I told this story at the Moth last night. The theme was Jokers, and it was hosted by the lovely, hilarious Lauren Weedman. I didn’t win, but I got little fragments of adulation from the audience after I was done, including shouts of “10! 10! 10!” Sadly, the judges disagreed and gave me a 9.4 (my total was 28.7 out of a possible 30).
In 1970 I was in what you might call the tenth grade, but we called 3ème, because I went to a Lycée Français. This is a network of international schools based on the French model. The idea, back in the 1930s, was that diplomats, for whom French was the international language, could be posted anywhere in the world – Rio to San Francisco to Beirut – and they’d have a school system where their kids would have some continuity. The same textbooks and curriculum; even the same notebooks.
It wasn’t only diplomats’ kids, of course. In my Lycée, in New York, we had UN kids and consulate kids, but there were also the kids of French business people, and expats – just regular French people living in New York. Waiters, milkmen, whatever. And, of course, snobs.
My bona fides were my mother who was French Canadian, and my father who was a German refugee. They wanted a school that combined the French language and the German practice of humiliating and terrifying children.
My best friends were Philippe and Eric. Philippe’s dad was a French translator at the UN, and Eric’s mom was a refugee from Nazi-occupied Paris.
Philippe was the arbiter of who was cool and who wasn’t. He was cute, athletic, easy around girls, and a good student but not too good.
Eric had developed a habit that, when something embarrassing happened to you, like you didn’t stop the ball from going in the goal, or you started talking to a girl and she turned away, or you raised your hand in class and the teacher slapped you down, he would say “snaaaaag!” Which, of course, made it much, much worse. Philippe loved this, and being a sporty kid who had to keep score, he would keep a record of your snags. If he liked, he could use a multiplier, so you didn’t just get a snag, you’d get a decasnag, a hectasnag, a kilosnag. When we learned the prefix mega-, things got really ugly.
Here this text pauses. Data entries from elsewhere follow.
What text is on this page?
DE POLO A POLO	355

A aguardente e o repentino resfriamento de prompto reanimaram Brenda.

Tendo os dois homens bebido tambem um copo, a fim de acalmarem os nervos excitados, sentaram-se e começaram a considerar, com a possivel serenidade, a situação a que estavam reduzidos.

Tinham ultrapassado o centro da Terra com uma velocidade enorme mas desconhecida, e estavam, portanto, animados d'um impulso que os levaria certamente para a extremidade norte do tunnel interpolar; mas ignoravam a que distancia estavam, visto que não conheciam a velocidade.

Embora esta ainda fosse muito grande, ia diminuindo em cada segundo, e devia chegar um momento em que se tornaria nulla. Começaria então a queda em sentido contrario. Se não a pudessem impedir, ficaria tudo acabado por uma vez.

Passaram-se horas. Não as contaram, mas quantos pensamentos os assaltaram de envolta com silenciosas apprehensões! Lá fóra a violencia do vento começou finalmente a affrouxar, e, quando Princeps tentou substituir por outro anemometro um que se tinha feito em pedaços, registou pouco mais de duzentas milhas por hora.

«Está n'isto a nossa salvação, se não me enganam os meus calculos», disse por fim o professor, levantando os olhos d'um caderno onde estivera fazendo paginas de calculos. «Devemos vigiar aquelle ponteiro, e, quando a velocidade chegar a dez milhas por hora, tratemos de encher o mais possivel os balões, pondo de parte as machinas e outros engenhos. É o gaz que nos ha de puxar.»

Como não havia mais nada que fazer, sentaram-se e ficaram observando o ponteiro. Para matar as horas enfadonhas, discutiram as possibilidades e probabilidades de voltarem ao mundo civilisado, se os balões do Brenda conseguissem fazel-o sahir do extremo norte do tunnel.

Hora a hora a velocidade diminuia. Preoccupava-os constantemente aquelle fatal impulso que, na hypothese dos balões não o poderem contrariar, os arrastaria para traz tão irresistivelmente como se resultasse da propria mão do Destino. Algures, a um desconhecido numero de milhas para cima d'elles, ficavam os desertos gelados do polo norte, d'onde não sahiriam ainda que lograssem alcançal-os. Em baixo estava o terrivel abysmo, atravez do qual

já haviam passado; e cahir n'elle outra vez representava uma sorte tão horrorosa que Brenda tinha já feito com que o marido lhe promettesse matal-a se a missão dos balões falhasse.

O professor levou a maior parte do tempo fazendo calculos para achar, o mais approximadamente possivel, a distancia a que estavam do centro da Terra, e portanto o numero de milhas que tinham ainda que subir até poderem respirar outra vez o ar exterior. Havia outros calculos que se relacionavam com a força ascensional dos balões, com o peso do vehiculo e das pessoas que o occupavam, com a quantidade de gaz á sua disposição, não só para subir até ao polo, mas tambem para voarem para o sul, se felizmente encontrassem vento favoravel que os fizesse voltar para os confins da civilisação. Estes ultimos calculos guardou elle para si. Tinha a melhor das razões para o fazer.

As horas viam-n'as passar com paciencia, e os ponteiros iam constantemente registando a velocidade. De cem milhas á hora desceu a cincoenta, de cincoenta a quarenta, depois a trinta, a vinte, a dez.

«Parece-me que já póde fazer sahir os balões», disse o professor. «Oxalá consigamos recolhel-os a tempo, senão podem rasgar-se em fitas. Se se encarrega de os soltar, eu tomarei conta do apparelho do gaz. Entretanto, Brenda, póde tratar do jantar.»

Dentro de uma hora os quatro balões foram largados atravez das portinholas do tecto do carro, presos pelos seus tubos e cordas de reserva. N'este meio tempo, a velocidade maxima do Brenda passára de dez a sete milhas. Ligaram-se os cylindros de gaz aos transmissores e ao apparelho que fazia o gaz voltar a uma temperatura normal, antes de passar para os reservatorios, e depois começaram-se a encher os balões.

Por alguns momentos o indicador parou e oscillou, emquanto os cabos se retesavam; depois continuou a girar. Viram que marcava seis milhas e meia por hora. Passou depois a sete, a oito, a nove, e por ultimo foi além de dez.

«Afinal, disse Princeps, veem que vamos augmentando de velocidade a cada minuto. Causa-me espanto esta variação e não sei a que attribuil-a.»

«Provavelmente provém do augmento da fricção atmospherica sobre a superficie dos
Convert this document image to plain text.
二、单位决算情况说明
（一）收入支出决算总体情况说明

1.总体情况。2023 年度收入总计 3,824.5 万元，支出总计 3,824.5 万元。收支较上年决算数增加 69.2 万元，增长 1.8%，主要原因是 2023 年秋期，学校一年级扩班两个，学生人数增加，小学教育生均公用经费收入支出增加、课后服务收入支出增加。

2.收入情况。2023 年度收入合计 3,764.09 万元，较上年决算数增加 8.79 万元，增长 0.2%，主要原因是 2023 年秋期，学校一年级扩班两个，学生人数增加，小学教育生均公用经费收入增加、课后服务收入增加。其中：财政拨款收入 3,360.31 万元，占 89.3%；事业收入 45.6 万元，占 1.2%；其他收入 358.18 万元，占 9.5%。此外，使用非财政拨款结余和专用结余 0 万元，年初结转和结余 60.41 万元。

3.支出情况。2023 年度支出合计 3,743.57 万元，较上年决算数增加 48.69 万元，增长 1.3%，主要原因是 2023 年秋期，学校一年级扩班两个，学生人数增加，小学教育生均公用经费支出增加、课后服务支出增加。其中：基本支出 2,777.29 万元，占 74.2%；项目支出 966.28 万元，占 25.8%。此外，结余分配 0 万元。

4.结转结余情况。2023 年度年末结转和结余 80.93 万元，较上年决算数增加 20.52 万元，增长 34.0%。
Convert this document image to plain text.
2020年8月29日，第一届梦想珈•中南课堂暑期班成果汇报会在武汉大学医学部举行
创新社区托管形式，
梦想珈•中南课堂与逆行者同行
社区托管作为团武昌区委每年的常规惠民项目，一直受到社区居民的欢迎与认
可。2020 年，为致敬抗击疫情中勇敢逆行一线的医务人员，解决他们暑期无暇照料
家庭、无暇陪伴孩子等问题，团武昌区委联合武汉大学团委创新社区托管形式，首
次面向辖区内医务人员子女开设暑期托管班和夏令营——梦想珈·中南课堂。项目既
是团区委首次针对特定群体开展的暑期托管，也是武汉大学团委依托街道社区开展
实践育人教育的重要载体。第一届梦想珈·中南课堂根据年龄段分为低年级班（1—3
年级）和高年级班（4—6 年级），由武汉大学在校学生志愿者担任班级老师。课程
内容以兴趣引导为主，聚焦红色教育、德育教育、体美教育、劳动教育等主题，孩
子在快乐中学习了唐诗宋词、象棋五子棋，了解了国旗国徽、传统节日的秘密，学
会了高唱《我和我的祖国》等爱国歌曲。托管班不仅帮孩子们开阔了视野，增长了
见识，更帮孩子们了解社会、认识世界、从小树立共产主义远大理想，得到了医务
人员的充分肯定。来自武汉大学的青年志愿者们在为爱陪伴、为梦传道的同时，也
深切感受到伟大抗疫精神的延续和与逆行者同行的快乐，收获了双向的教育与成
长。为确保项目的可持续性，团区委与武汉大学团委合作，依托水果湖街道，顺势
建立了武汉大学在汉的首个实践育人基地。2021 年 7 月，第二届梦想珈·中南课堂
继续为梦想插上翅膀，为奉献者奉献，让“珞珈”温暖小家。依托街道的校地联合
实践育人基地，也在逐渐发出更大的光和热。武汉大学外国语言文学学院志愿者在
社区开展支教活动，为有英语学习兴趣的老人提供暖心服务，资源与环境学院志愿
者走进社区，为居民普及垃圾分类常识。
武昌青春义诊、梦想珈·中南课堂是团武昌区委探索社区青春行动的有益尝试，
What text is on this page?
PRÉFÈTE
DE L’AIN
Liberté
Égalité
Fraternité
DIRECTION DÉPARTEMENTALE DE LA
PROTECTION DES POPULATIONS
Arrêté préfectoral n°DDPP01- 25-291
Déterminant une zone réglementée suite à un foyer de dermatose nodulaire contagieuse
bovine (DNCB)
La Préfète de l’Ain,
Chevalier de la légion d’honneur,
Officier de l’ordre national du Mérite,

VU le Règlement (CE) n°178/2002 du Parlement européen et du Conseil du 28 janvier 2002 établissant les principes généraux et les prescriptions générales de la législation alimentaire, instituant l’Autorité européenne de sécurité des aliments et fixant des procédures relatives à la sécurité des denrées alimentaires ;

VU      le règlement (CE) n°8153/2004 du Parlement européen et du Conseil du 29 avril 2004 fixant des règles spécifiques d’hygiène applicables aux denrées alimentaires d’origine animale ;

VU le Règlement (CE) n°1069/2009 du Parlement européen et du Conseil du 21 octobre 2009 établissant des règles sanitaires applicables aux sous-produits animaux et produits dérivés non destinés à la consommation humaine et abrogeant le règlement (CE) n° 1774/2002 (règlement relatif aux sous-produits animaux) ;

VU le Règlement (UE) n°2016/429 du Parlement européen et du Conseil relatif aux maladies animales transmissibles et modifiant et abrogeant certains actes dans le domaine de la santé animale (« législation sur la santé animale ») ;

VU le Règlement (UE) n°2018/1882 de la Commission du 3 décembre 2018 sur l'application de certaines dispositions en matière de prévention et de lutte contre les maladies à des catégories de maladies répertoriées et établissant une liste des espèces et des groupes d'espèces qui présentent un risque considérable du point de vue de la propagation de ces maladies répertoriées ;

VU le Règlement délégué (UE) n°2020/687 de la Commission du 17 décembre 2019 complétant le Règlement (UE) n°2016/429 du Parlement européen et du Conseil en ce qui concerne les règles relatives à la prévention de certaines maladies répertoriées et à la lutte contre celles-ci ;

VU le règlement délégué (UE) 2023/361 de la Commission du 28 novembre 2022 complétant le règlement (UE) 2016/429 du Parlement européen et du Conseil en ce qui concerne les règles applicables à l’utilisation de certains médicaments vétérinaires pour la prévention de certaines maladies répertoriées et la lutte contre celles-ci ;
I was particularly snag-prone because I was a sensitive kid who cried easily, I was bad at sports, and I was also strangely pompous. I wanted everyone to know how smart I was.
I accumulated 1.5 gigasnags.
There was one kid who had more than me, Tarek Kassem. He was the son of the Egyptian ambassador to the UN, so a rich kid. He was the first to have a calculator – the rich kid’s way to cheat. When Tarek came to the New York Lycee that year, he said his name was “Tony” – he was just trying to fit in. Of course, he was mercilessly punished. When it was discovered that his name was “Tarek,” he got a megasnag, just to start out with. That was his baseline.
Toward the end of a history class, I had raised my hand and was opining that Europeans were becoming Americanized. McDonalds had just opened up in Munich, and I said it wasn’t the fault of the McDonalds, but of the Europeans who went there – they were giving up their culture. Tarek raised his hand and said, “in Africa, we remain true to our culture. We will never become Americanized!”
I said, “Oh, well, I was talking about civilized countries.” [Je parlais des pays civilisés.] It was a dick thing to say, but the room exploded, the teacher laughed, and… the bell rang. That day, all my snags got transferred, in a bloc, to Tarek. He ended up with 4 gigasnags, and I had a clean slate.
That was the meanest thing I had ever done in school, and it was my best day.